Even in PwC’s baseline scenario, sustainable funds would increase their share of the European fund market to 41%, with assets increasing from € 1.7 billion to € 5.5 billion.
PwC expects that a significant portion of the growth in assets will come from the reorientation of existing funds by asset managers. This could be by redesigning a fund to place ethical concerns at the heart of its investment strategy or simply by incorporating ESG considerations into stock selection decisions, alongside other factors.
The new EU rules aim to hold asset managers to account on their ESG promises by forcing them to provide detailed information on the sustainability of their funds, whether they are pure ESG funds or integrated ESG funds.
However, there are concerns that the rules do not go far enough to prevent asset managers from overestimating their ESG efforts in marketing materials.

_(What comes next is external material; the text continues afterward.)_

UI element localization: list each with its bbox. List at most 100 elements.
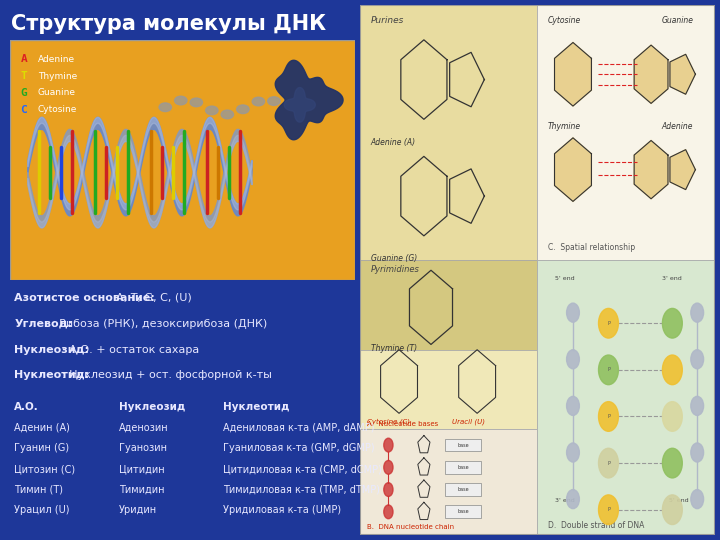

The French financial regulator recently cracked down on funds that present themselves as pure ESG funds when sustainability is only a minor part of their investment process.
“We felt that [in some cases] asset managers do not take ESG factors significantly into account, but they state in marketing documents that ESG is at the heart of their investment strategy, ”said Philippe Sourlas, head of asset management at the Autorité des marchés financiers.
“We want to make sure that investors can distinguish between funds where ESG plays a small role and funds where it is the core strategy,” he added.